A Generation of Capitalist Decay
By Jay Arena, New Orleans WDN

On many indicators, the material conditions of the US working class have declined in the era of "neoliberalism", otherwise known as capitalism in decay.

1973: average weekly wage :$502,
1998: average weekly wage:$442,
DOWN 12%.

1973: one child in seven children  in poverty
1997: one child in five children  in poverty

1983 -1995 the inflation adjusted net worth (which includes the value of a home)
of the bottom 40% of households
DOWN 79.6%
of the middle 55% of households
DOWN 25.6%. 

Unionization DOWN to  10% of the workforce, from its high of 30 % in the 1950s.
Prison population UP-- 2002 over 2 million people were incarcerated in the US. 12% of African American males in their twenties and early thirties were incarcerated. As of 1997 the top 1% of households had 40.1% of all wealth, UP to the highest level since 1929, the eve of the Great Depression.

Neoliberalism in the Third World
1980: 136 million people in poverty in Latin America, 41% of the population. 
1992: 266 million people in poverty, 62% of the population.
Minimum wage in 1993 as percentage of minimum wage in 1980:
Argentina 49%
Brazil 56%,
Mexico 41%,
Ecuador 21%

Wages as percent of GDP ( measure of what share of total wealth goes to workers).

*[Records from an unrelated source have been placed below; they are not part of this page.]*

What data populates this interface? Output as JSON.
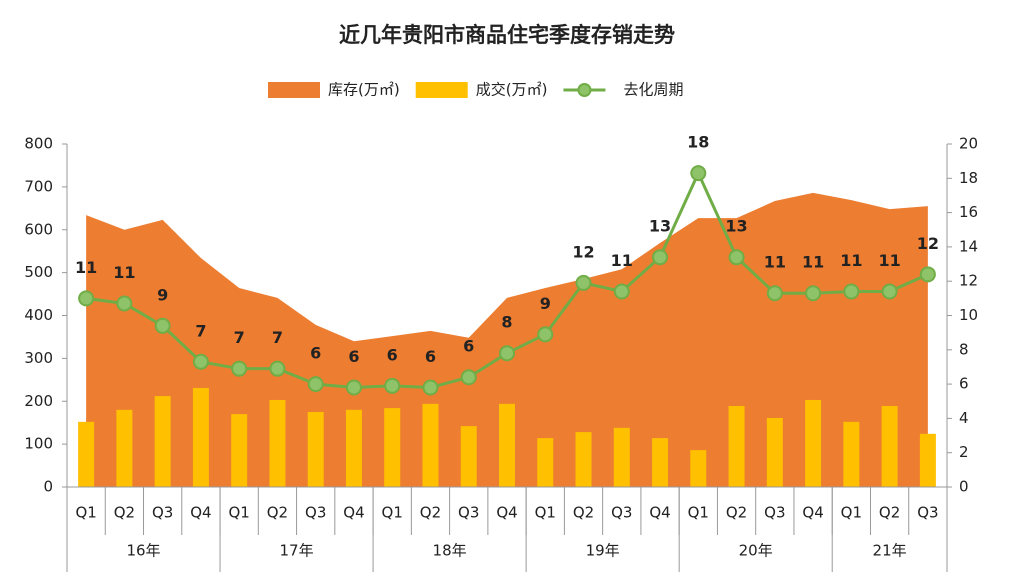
{
  "chart_data": {
    "type": "combo",
    "title": "近几年贵阳市商品住宅季度存销走势",
    "categories": [
      "Q1",
      "Q2",
      "Q3",
      "Q4",
      "Q1",
      "Q2",
      "Q3",
      "Q4",
      "Q1",
      "Q2",
      "Q3",
      "Q4",
      "Q1",
      "Q2",
      "Q3",
      "Q4",
      "Q1",
      "Q2",
      "Q3",
      "Q4",
      "Q1",
      "Q2",
      "Q3"
    ],
    "category_groups": [
      "16年",
      "17年",
      "18年",
      "19年",
      "20年",
      "21年"
    ],
    "ylim": [
      0,
      800
    ],
    "yticks": [
      0,
      100,
      200,
      300,
      400,
      500,
      600,
      700,
      800
    ],
    "y2lim": [
      0,
      20
    ],
    "y2ticks": [
      0,
      2,
      4,
      6,
      8,
      10,
      12,
      14,
      16,
      18,
      20
    ],
    "grid": false,
    "legend": "top",
    "series": [
      {
        "name": "库存(万㎡)",
        "type": "area",
        "color": "#ed7d31",
        "values": [
          634,
          600,
          623,
          534,
          464,
          441,
          378,
          340,
          352,
          364,
          348,
          441,
          464,
          485,
          508,
          569,
          627,
          627,
          667,
          686,
          669,
          648,
          655
        ]
      },
      {
        "name": "成交(万㎡)",
        "type": "bar",
        "color": "#ffc000",
        "values": [
          152,
          180,
          212,
          231,
          170,
          203,
          175,
          180,
          184,
          194,
          142,
          194,
          114,
          128,
          138,
          114,
          86,
          189,
          161,
          203,
          152,
          189,
          124
        ]
      },
      {
        "name": "去化周期",
        "type": "line",
        "axis": "y2",
        "color": "#70ad47",
        "values": [
          11.0,
          10.7,
          9.4,
          7.3,
          6.9,
          6.9,
          6.0,
          5.8,
          5.9,
          5.8,
          6.4,
          7.8,
          8.9,
          11.9,
          11.4,
          13.4,
          18.3,
          13.4,
          11.3,
          11.3,
          11.4,
          11.4,
          12.4
        ],
        "value_labels": [
          "11",
          "11",
          "9",
          "7",
          "7",
          "7",
          "6",
          "6",
          "6",
          "6",
          "6",
          "8",
          "9",
          "12",
          "11",
          "13",
          "18",
          "13",
          "11",
          "11",
          "11",
          "11",
          "12"
        ]
      }
    ]
  }
}
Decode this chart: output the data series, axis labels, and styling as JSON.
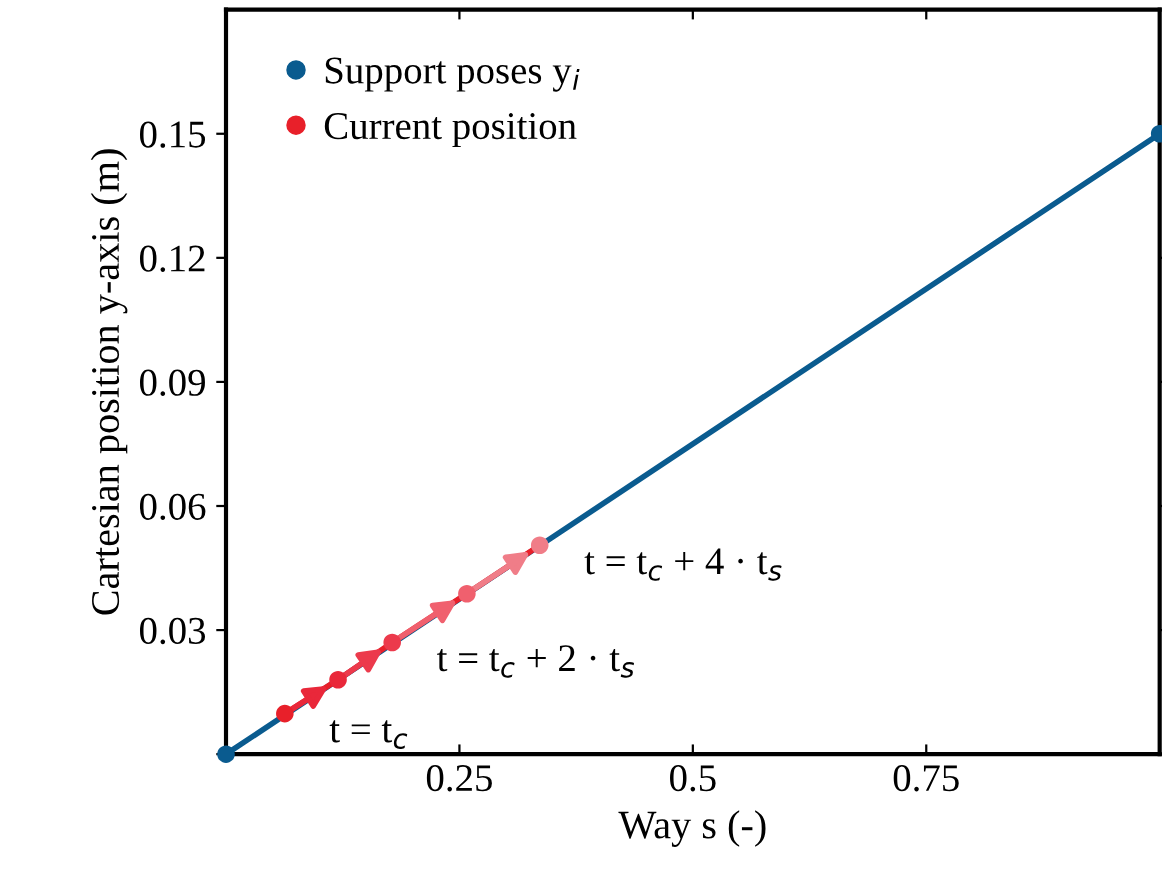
{
  "chart_data": {
    "type": "line",
    "xlabel": "Way s (-)",
    "ylabel": "Cartesian position y-axis (m)",
    "xlim": [
      0,
      1
    ],
    "xticks": [
      {
        "value": 0,
        "label": null
      },
      0.25,
      0.5,
      0.75,
      {
        "value": 1,
        "label": null
      }
    ],
    "ylim": [
      0,
      0.18
    ],
    "yticks": [
      {
        "value": 0,
        "label": null
      },
      0.03,
      0.06,
      0.09,
      0.12,
      0.15
    ],
    "grid": false,
    "legend": "top left",
    "marker": "circle",
    "series": [
      {
        "name": "Support poses y$_{i}$",
        "x": [
          0,
          1
        ],
        "values": [
          0,
          0.15
        ],
        "color": "#0a5b8f"
      },
      {
        "name": "Current position",
        "x": [
          0.063,
          0.12,
          0.178,
          0.258,
          0.336
        ],
        "values": [
          0.0098,
          0.018,
          0.027,
          0.0388,
          0.0505
        ],
        "color": "#e8202a",
        "colors": [
          "#e8202a",
          "#e9283a",
          "#ec3a4c",
          "#f0606e",
          "#f07d88"
        ]
      }
    ],
    "annotations": [
      {
        "text": "t = t$_{c}$",
        "x": 0.063,
        "y": 0.0098
      },
      {
        "text": "t = t$_{c}$ + 2 · t$_{s}$",
        "x": 0.178,
        "y": 0.027
      },
      {
        "text": "t = t$_{c}$ + 4 · t$_{s}$",
        "x": 0.336,
        "y": 0.0505
      }
    ]
  }
}
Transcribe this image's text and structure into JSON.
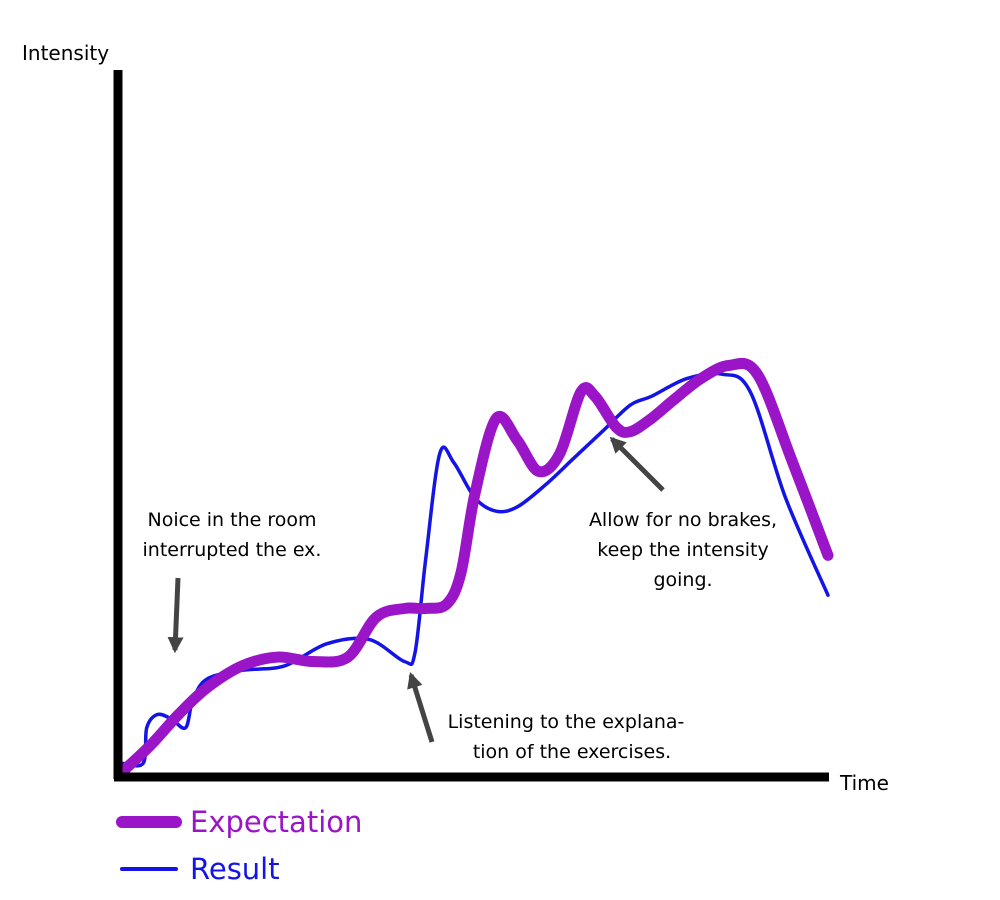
{
  "chart_data": {
    "type": "line",
    "title": "",
    "xlabel": "Time",
    "ylabel": "Intensity",
    "xlim": [
      0,
      100
    ],
    "ylim": [
      0,
      100
    ],
    "grid": false,
    "ticks": false,
    "legend_position": "bottom-left",
    "series": [
      {
        "name": "Expectation",
        "color": "#9a14c8",
        "x": [
          0,
          4,
          8,
          12,
          17,
          22,
          27,
          32,
          36,
          40,
          43,
          46,
          48,
          50,
          53,
          56,
          59,
          62,
          65,
          67,
          70,
          72,
          75,
          78,
          82,
          86,
          90,
          95,
          100
        ],
        "y": [
          0,
          6,
          13,
          19,
          24,
          26,
          25,
          26,
          35,
          37,
          37,
          38,
          45,
          63,
          80,
          75,
          68,
          72,
          86,
          85,
          78,
          77,
          80,
          84,
          89,
          92,
          90,
          70,
          49
        ]
      },
      {
        "name": "Result",
        "color": "#1414e6",
        "x": [
          0,
          3,
          3.5,
          5,
          7,
          9,
          10,
          12,
          17,
          23,
          29,
          35,
          40,
          41.5,
          43,
          45,
          47,
          50,
          53,
          56,
          60,
          64,
          68,
          72,
          75,
          80,
          85,
          89,
          94,
          100
        ],
        "y": [
          2,
          2,
          10,
          13,
          12,
          10,
          16,
          21,
          23,
          24,
          29,
          30,
          25,
          27,
          48,
          72,
          70,
          62,
          59,
          60,
          65,
          71,
          77,
          83,
          85,
          89,
          90,
          86,
          62,
          40
        ]
      }
    ],
    "annotations": [
      {
        "text_lines": [
          "Noice in the room",
          "interrupted the ex."
        ],
        "points_to": {
          "x": 8,
          "y": 22
        }
      },
      {
        "text_lines": [
          "Listening to the explana-",
          "tion of the exercises."
        ],
        "points_to": {
          "x": 40,
          "y": 20
        }
      },
      {
        "text_lines": [
          "Allow for no brakes,",
          "keep the intensity",
          "going."
        ],
        "points_to": {
          "x": 69,
          "y": 70
        }
      }
    ]
  }
}
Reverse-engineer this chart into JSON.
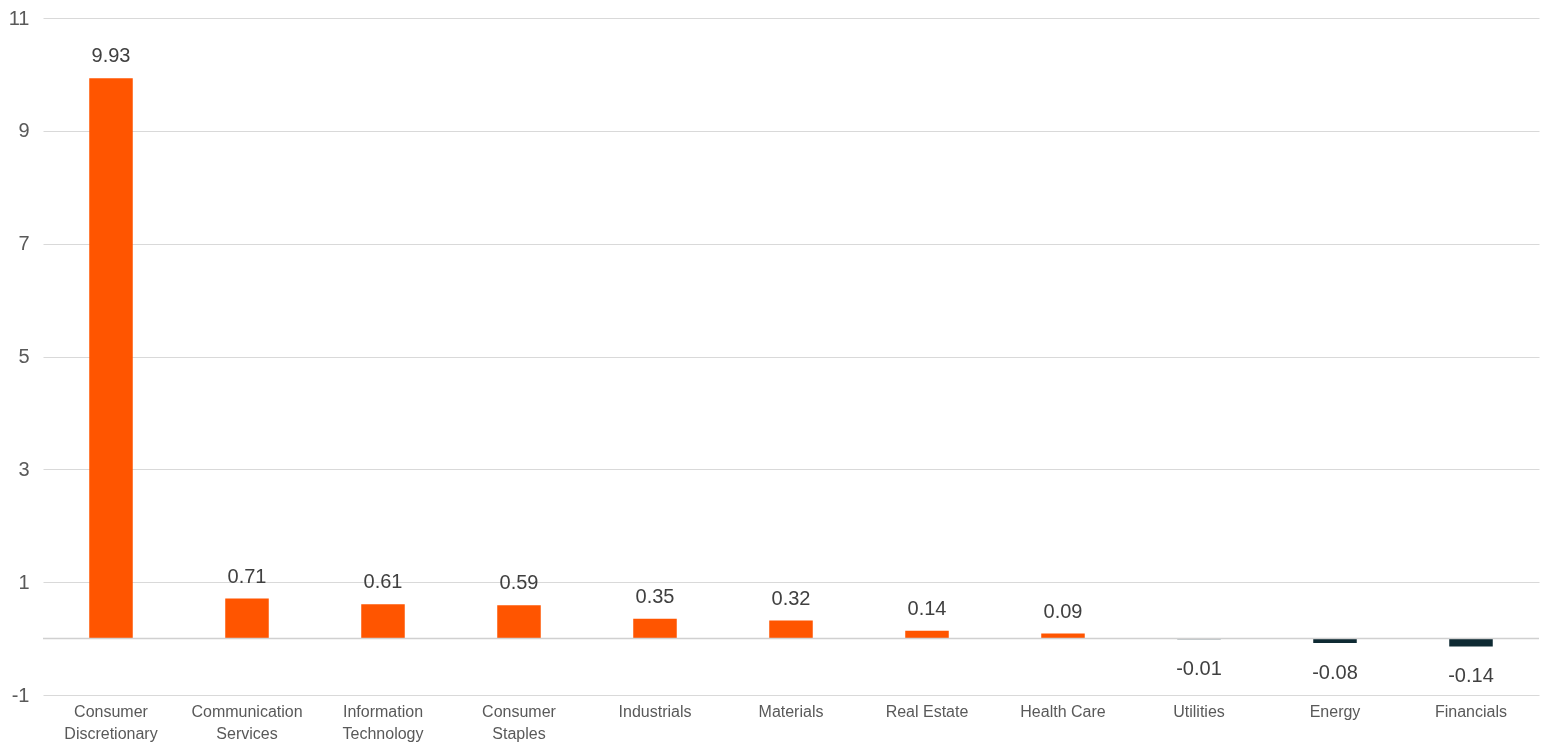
{
  "chart_data": {
    "type": "bar",
    "categories": [
      "Consumer Discretionary",
      "Communication Services",
      "Information Technology",
      "Consumer Staples",
      "Industrials",
      "Materials",
      "Real Estate",
      "Health Care",
      "Utilities",
      "Energy",
      "Financials"
    ],
    "values": [
      9.93,
      0.71,
      0.61,
      0.59,
      0.35,
      0.32,
      0.14,
      0.09,
      -0.01,
      -0.08,
      -0.14
    ],
    "colors": [
      "#ff5500",
      "#ff5500",
      "#ff5500",
      "#ff5500",
      "#ff5500",
      "#ff5500",
      "#ff5500",
      "#ff5500",
      "#0e2a33",
      "#0e2a33",
      "#0e2a33"
    ],
    "ylim": [
      -1,
      11
    ],
    "yticks": [
      -1,
      1,
      3,
      5,
      7,
      9,
      11
    ],
    "ref_lines": [
      {
        "axis": "y",
        "value": 0,
        "color": "#d0d0d0"
      }
    ],
    "grid": "y",
    "data_labels": true
  }
}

Country      1970             1990

Venezuela   41%                31%. 
Peru           40%                16.8%
Mexico       37.5%             27.3%
Ecuador     34%                15%.  

Between 10 and 20% of the total national income has been shifted from the vast majority of the population--the workers--to a tiny layer of the ultra-rich. By 1994 Mexico had 27 billionaires, more than the number of all of Latin America just 2 years earlier.  The growth in the number of millionaires and billionaires in Mexico and Latin America at one pole, and the increasing misery at the other end of the class spectrum, are a direct result of the policies of privatization, export promotion and state violence against workers organizations.